5 Gün

2K 401 59
                                    

"Zeynep! Ay beklesenize." Yanımıza koşan Canan'ı bekledik dönüp. "Günaydın."

İkimiz birden "Günaydın." dediğimizde, Kubilay'a çevirdi bakışlarını. "Ya senden bir şey isteyecektim."

"Ne isteyecektin?"

"Migren var bende. Evde de ilaç kalmamış. Ben bekledim ama açılmadı da eczane. Bana bir tane ilaç verebilir misin?"

"Şimdi mi?"

"Öğlen arasına kadar ölürüm ağrıdan. Nolur."

"Tamam. Sen dönme bari. Gidip geleyim ben." Canan parayı Kubilay'ın eline tutuşturduğunda Kubilay geri dönüp gözden kaybolmuştu.

"Hadi yavaş yavaş gidelim biz de."

"Dur. Engin arkamdaydi. Gelir birazdan. Sen diğer yoldan gel onu atlat. Ben de Kubilay gelirse direkt okula götüreyim."

"Oha! Yalan mı söyledin?" Benim için günaha girme Canan. İnan bana tek bir kıvılcıma bile değecek bir insan değilim.

"Yok kız annemin migreni var. İlaç al dönerken diye vermişti para. Neyse. Geliyor." diyerek Engin'i işaret etti. "Sizi yalnız bırakayım." dedi o yanımıza geldiğinde gülümseyerek. "Görüşürüz."

"Günaydın. Naber?"

"İyiyim.
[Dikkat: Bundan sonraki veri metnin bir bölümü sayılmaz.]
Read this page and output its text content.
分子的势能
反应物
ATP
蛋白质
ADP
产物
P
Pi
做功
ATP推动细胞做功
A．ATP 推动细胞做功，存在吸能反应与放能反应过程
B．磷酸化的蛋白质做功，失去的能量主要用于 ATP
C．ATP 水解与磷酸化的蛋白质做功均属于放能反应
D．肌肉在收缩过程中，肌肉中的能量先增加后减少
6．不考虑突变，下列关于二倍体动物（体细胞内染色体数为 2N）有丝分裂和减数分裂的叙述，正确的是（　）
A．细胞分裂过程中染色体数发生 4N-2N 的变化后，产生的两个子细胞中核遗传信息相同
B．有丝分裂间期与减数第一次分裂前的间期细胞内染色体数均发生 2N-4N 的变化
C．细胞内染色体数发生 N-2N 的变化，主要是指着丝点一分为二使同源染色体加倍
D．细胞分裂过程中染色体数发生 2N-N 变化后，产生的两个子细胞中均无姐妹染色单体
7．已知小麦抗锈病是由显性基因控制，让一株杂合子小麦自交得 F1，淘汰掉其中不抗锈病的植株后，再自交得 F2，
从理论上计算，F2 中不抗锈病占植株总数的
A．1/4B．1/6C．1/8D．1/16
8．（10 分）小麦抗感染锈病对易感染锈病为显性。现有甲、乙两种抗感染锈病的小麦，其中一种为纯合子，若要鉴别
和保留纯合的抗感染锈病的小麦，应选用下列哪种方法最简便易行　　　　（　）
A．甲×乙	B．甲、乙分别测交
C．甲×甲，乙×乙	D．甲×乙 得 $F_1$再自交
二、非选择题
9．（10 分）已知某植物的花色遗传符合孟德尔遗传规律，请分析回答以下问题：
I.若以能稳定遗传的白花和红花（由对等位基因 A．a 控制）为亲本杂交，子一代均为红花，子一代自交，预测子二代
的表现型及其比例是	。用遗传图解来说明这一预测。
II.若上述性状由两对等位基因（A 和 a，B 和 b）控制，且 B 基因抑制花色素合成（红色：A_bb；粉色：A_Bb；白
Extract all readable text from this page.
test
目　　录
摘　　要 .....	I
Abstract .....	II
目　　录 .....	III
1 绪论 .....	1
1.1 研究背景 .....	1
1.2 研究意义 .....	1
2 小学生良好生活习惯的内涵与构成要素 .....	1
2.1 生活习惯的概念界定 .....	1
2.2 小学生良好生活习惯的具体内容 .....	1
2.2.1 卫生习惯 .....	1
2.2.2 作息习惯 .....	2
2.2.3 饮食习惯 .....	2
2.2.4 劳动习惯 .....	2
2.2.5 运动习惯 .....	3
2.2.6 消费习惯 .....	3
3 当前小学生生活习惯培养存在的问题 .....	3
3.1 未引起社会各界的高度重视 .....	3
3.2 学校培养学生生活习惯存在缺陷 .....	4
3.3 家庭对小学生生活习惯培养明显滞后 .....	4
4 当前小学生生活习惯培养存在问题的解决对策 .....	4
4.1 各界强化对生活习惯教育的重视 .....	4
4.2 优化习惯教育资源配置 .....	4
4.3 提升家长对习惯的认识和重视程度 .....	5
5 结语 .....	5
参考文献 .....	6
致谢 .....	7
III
Sen?" Gülme sen, cehennem zebanisi suratlı zekatı verilmemiş kul hakkı.

"İyiyim. Çok İyiyim hem de. Sen gülüyorsun ya bana. Daha ne olsun." Ne bileyim daha ne olabilir, sen cehennemin dibine falan gidebilirsin mesela. Tam yerin. Yadırgamazlar seni orda. "O arkadaşın yok yanında."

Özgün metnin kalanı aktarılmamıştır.